风时鹤点头,他也是后来才慢慢悟透胤铮这份心思,这或许就是他们欠谢遥的。
她不明白那个人为什么会为她挡剑,她并没有感动和感恩,只觉得他蠢,时至今日她甚至已经记不起了那张脸。
“那日,盘龙黑山上的人是你吧”风时鹤平淡问出。
昆尧沉默了一会,“我承认,我有私心,可它原本就不该存在的,你应该明白”,昆尧虽是在说明,话语中却带着自责,带着丝卑微寻求理解,寻求原谅。
“是,它不该存在,”风时鹤垂眸,“可为何你要冒险如此,难道不知道稍稍有点差池,你将陷入万劫不复”
“万劫不复?”昆尧不自觉的苦笑,“我早已入了这万劫不复,难法自拔”
忽然间想起了曾经遇见的那个施得一手好幻魔的和尚化清,他对她的劝告,她会因为白沉而再次陷入万劫不复之地。
“你实话告诉我,魂眼,是不是有两块?”
他一直知道昆尧来历不简单,经历了很多事,有她难以抹平的执念,但却能隐隐猜出,如此兴师动众的在天下人面前毁掉魂眼,一定与白沉有关。
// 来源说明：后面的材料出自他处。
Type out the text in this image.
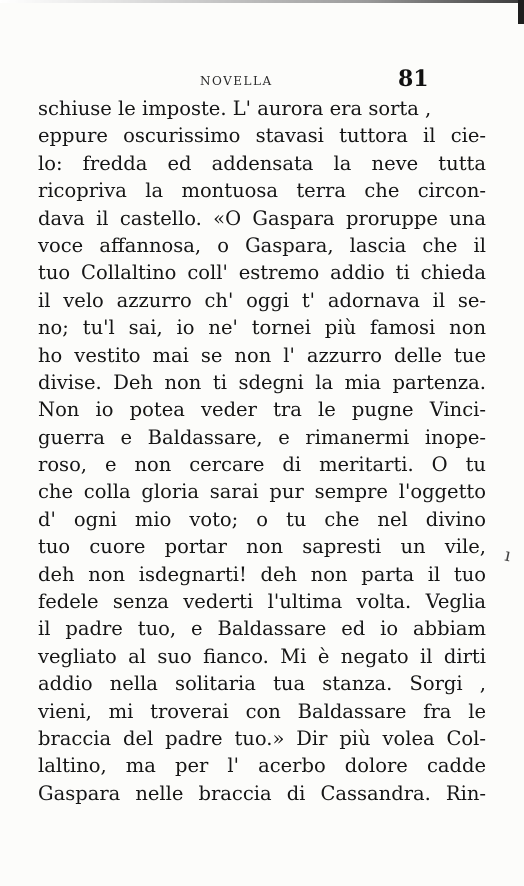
NOVELLA	81
schiuse le imposte. L' aurora era sorta ,
eppure oscurissimo stavasi tuttora il cie-
lo: fredda ed addensata la neve tutta
ricopriva la montuosa terra che circon-
dava il castello. «O Gaspara proruppe una
voce affannosa, o Gaspara, lascia che il
tuo Collaltino coll' estremo addio ti chieda
il velo azzurro ch' oggi t' adornava il se-
no; tu'l sai, io ne' tornei più famosi non
ho vestito mai se non l' azzurro delle tue
divise. Deh non ti sdegni la mia partenza.
Non io potea veder tra le pugne Vinci-
guerra e Baldassare, e rimanermi inope-
roso, e non cercare di meritarti. O tu
che colla gloria sarai pur sempre l'oggetto
d' ogni mio voto; o tu che nel divino
tuo cuore portar non sapresti un vile,
deh non isdegnarti! deh non parta il tuo
fedele senza vederti l'ultima volta. Veglia
il padre tuo, e Baldassare ed io abbiam
vegliato al suo fianco. Mi è negato il dirti
addio nella solitaria tua stanza. Sorgi ,
vieni, mi troverai con Baldassare fra le
braccia del padre tuo.» Dir più volea Col-
laltino, ma per l' acerbo dolore cadde
Gaspara nelle braccia di Cassandra. Rin-
ı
因为他不清楚为什么,但肯定的是白沉身上一定有魂眼,可又为什么魔族会有魂眼,且凭借它与天下人与天抗衡数月。
“是,在很多年前,不知什么原因,魂眼,被分成了两块”昆尧也不隐瞒,
风时鹤瞬间明白了一切,却又不想再去探问, 这其中定然还有其他的事,
“那现在,你走出来了吗”
昆尧静静靠着他的肩头,眼中如同平静水面,没有任何波澜和色彩。她知道风时鹤问的是什么,自她进昆仑宗,胤铮和风时鹤都在希望度她成仁,放下执念。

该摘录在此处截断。